Do you mean we have to implement platform layer to make it work ?
That's not necessary IMO.

> > It also avoids coming up with virtual DT

> > nodes for this layer of abstract which I am completely against.

> >

> I don't see why virtual DT nodes would be needed for platform layer.


So how will 2 or more different users of the same mailbox identify the
bits allocated for them ?

--
Regards,
Sudeep
Sudeep Holla June 13, 2019, 3:08 p.m. UTC | #10
On Thu, Jun 06, 2019 at 04:40:45PM +0100, Sudeep Holla wrote:
> On Thu, Jun 06, 2019 at 10:20:40AM -0500, Jassi Brar wrote:

> > On Thu, Jun 6, 2019 at 7:51 AM Sudeep Holla <sudeep.holla@arm.com> wrote:

> >

> > >

> > > > BTW, this is not going to be the end of SCMI troubles (I believe

> > > > that's what his client is). SCMI will eventually have to be broken up

> > > > in layers (protocol and transport) for many legit platforms to use it.

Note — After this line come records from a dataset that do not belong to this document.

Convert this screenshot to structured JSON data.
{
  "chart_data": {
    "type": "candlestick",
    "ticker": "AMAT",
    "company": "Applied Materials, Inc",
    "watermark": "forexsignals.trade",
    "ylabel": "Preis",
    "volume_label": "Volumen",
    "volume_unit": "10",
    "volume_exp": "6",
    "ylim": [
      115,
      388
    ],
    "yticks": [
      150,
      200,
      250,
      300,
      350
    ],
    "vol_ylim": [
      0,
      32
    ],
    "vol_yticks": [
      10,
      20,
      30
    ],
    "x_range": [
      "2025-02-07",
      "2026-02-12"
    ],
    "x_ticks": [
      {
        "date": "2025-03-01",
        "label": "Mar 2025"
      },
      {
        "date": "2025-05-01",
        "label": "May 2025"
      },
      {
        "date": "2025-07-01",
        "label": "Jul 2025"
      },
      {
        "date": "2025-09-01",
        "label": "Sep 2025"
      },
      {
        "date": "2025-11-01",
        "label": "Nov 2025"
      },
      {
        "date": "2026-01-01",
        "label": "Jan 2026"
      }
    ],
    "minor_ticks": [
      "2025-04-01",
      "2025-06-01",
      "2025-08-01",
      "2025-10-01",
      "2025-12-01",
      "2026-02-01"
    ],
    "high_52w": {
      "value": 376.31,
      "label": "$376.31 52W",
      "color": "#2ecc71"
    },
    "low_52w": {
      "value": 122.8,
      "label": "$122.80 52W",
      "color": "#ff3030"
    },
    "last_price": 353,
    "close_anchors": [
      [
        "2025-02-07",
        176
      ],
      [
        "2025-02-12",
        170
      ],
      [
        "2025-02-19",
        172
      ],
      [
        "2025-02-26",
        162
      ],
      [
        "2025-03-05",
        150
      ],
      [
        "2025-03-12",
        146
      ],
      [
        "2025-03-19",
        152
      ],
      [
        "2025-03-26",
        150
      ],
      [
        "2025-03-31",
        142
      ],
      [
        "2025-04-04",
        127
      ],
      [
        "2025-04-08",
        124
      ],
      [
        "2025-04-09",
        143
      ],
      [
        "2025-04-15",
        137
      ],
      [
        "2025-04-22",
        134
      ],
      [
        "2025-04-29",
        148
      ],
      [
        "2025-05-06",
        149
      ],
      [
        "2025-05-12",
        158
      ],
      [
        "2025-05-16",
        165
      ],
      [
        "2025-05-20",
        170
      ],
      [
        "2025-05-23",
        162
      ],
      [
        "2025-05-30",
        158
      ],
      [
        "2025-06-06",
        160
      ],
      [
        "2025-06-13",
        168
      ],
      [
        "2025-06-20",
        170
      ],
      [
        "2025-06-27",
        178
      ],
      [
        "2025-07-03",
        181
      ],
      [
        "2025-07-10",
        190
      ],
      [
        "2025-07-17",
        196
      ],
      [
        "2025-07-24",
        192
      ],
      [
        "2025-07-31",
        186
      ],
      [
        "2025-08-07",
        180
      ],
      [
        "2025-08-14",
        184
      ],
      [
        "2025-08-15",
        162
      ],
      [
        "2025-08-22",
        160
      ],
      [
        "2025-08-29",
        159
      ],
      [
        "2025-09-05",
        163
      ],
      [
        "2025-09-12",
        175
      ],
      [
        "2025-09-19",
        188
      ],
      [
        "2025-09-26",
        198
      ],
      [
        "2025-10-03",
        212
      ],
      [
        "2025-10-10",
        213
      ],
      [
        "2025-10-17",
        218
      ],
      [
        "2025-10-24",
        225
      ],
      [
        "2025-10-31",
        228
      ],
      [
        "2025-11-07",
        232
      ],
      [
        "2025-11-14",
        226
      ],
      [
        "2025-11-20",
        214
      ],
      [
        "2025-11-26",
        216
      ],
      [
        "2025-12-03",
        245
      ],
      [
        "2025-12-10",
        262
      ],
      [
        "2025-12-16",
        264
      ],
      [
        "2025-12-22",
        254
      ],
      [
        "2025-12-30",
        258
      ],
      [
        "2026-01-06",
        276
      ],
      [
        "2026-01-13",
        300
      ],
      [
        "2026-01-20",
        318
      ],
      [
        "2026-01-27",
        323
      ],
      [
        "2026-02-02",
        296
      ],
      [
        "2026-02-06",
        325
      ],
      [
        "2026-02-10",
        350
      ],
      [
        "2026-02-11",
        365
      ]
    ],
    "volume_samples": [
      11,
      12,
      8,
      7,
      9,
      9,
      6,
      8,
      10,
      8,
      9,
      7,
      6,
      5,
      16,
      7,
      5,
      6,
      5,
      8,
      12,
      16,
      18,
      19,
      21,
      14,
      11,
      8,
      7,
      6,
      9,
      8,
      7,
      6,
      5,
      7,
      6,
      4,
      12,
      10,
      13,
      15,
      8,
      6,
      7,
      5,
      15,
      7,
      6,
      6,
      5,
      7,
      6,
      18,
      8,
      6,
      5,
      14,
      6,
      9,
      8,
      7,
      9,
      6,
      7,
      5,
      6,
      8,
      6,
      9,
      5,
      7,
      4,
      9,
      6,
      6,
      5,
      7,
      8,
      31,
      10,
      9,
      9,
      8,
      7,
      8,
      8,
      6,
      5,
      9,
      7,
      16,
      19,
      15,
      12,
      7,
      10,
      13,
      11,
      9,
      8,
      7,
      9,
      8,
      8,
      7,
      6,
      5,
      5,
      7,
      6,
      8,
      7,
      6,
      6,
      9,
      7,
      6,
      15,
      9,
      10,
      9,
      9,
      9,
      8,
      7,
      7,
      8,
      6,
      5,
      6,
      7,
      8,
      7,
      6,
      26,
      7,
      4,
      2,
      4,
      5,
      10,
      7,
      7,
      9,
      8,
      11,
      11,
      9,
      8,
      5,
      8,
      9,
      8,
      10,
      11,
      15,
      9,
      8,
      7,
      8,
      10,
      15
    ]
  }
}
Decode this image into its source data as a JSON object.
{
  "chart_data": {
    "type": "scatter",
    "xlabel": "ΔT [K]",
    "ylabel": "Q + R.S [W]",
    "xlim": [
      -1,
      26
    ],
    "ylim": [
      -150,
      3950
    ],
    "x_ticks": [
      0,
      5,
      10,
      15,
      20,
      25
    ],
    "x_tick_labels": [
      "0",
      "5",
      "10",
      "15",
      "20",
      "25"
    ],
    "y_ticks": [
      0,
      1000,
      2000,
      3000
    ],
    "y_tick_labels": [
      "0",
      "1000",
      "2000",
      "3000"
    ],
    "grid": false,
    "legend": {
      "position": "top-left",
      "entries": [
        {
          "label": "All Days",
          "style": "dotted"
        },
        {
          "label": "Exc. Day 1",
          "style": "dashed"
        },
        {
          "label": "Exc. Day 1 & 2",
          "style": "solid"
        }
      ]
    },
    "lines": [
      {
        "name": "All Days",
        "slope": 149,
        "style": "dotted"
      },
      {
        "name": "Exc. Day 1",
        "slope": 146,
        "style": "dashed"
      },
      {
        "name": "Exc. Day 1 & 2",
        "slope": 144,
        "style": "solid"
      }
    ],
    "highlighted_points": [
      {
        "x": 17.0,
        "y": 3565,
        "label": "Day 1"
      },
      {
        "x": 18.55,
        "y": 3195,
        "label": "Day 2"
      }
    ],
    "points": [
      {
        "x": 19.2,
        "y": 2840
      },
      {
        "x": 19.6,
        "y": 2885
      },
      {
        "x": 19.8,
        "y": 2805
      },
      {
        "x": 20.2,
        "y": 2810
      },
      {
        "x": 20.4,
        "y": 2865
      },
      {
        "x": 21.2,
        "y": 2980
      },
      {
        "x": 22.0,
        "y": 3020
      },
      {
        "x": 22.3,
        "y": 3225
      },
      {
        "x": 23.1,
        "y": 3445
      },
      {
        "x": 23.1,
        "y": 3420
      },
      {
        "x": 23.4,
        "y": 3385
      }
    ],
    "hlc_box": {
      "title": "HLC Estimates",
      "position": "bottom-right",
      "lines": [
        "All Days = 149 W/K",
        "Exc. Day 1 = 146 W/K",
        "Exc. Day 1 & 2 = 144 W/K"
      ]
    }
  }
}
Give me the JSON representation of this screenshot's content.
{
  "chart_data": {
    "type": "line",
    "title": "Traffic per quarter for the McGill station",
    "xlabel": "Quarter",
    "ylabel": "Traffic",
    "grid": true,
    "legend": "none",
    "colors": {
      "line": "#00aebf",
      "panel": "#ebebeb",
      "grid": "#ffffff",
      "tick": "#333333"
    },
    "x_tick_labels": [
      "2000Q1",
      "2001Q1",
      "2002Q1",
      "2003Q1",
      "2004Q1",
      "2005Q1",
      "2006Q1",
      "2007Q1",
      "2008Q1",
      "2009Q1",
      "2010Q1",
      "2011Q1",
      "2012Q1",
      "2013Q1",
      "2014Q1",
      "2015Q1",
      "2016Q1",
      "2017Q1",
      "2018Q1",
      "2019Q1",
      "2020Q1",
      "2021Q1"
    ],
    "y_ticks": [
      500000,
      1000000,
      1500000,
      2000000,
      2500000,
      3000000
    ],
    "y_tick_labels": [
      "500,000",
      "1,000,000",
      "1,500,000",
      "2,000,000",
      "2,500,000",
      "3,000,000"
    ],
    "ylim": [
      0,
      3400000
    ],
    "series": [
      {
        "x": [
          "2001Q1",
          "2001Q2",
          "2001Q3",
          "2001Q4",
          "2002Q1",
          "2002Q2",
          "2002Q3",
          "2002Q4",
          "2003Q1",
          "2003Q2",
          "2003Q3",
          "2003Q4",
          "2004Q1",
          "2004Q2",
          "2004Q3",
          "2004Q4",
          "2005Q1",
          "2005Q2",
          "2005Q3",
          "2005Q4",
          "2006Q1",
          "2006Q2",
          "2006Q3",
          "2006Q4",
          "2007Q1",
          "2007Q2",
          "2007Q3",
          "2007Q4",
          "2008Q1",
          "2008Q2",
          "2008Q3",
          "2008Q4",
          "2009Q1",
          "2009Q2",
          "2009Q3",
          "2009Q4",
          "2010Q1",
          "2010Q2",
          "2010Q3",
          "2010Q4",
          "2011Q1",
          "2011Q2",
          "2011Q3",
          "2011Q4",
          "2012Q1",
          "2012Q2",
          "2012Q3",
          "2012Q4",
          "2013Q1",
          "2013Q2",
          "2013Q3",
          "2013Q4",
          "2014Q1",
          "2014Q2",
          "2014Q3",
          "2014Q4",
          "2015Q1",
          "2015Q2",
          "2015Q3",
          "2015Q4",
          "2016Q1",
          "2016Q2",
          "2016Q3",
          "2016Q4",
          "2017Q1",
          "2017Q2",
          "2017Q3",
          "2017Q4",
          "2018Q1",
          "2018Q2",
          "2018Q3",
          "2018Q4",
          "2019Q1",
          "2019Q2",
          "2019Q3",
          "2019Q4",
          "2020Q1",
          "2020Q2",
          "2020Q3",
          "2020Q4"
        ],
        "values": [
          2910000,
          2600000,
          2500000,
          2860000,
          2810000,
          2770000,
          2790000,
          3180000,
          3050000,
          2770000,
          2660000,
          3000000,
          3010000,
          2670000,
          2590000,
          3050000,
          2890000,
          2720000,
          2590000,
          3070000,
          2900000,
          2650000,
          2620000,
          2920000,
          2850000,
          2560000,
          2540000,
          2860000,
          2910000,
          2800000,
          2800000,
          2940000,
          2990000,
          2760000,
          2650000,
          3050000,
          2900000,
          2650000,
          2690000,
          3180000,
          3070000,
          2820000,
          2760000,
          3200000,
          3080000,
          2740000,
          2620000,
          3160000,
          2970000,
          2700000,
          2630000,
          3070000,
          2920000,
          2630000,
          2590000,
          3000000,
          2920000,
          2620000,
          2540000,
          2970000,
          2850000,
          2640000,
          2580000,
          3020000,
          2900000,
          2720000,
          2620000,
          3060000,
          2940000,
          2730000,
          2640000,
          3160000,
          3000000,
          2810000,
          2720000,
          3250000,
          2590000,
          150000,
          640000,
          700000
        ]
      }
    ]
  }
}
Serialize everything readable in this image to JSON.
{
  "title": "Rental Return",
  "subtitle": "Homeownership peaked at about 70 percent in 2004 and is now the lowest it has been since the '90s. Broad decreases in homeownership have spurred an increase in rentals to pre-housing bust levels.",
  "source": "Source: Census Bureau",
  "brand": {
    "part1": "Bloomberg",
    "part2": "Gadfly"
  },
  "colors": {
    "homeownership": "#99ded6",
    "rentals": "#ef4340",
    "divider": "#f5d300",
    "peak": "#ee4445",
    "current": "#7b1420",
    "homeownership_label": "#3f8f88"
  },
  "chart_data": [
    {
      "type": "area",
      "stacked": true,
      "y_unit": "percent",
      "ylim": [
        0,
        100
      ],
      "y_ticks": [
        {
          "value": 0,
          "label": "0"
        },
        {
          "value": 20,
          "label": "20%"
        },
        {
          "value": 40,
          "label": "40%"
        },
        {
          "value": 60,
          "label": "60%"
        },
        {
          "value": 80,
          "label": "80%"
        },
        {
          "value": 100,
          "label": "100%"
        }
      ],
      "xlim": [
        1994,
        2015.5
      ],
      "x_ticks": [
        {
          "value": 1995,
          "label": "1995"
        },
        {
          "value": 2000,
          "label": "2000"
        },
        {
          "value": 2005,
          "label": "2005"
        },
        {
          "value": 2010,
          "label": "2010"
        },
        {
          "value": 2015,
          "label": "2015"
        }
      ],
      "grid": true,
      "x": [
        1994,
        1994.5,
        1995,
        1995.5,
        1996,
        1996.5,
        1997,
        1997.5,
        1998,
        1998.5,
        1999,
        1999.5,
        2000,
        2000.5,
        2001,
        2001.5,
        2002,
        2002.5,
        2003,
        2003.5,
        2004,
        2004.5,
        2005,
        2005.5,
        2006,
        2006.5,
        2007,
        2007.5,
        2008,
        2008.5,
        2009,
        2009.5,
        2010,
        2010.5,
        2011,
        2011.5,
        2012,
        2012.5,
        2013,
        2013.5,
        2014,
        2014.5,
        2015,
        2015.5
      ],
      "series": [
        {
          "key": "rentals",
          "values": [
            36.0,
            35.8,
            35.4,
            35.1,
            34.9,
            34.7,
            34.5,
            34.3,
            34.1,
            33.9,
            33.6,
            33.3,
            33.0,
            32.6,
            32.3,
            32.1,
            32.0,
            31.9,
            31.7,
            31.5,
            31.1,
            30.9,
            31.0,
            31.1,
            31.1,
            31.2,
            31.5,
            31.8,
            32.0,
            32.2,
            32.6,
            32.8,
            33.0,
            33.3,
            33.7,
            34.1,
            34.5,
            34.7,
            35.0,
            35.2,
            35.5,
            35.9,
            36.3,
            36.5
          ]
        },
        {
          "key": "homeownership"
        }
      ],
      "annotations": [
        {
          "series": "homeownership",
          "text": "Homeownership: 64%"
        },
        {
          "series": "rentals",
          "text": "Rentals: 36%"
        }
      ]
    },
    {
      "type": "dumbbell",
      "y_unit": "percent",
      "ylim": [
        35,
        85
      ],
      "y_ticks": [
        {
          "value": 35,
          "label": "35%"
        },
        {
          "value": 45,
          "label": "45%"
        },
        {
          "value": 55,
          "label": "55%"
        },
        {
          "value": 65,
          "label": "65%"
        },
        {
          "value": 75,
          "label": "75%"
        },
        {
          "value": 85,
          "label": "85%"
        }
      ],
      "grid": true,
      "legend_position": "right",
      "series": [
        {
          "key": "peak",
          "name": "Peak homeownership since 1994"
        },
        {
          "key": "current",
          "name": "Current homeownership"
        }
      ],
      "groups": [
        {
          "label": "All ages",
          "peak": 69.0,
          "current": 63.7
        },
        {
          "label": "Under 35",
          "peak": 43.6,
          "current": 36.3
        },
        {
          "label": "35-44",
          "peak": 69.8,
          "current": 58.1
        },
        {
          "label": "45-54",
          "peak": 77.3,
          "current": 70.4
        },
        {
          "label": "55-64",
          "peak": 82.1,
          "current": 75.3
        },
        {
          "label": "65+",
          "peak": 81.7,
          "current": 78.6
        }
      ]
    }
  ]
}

> > > > That is mbox_send_message() will have to be replaced by, say,

> > > > platform_mbox_send()  in drivers/firmware/arm_scmi/driver.c  OR  the

> > > > platforms have to have shmem and each mailbox controller driver (that

> > > > could ever be used under scmi) will have to implement "doorbell

> > > > emulation" mode. That is the reason I am not letting the way paved for

> > > > such emulations.

> > > >

> > >

> > > While I don't dislike or disagree with separate transport in SCMI which

> > > I have invested time and realised that I will duplicate mailbox framework

> > > at the end.

> > >

> > Can you please share the code? Or is it no more available?

> >

> > > So I am against it only because of duplication and extra

> > > layer of indirection which has performance impact(we have this seen in

> > > sched governor for DVFS).

> > >

> > I don't see why the overhead should increase noticeably.

> >

>

> Simple, if 2 protocols share the same channel, then the requests are

> serialised. E.g. if bits 0 and 1 are allocated for protocol#1

> and bits 2 and 3 for protocol#2 and protocol#1 has higher latency

> requirements like sched-governor DVFS and there are 3-4 pending requests

> on protocol#2, then the incoming request for protocol#1 is blocked.

>


Any idea on addressing the above with abstraction layer above the driver ?
And the bit allotment without the virtual channel representation in DT.
These 2 are main issues that needs to be resolved.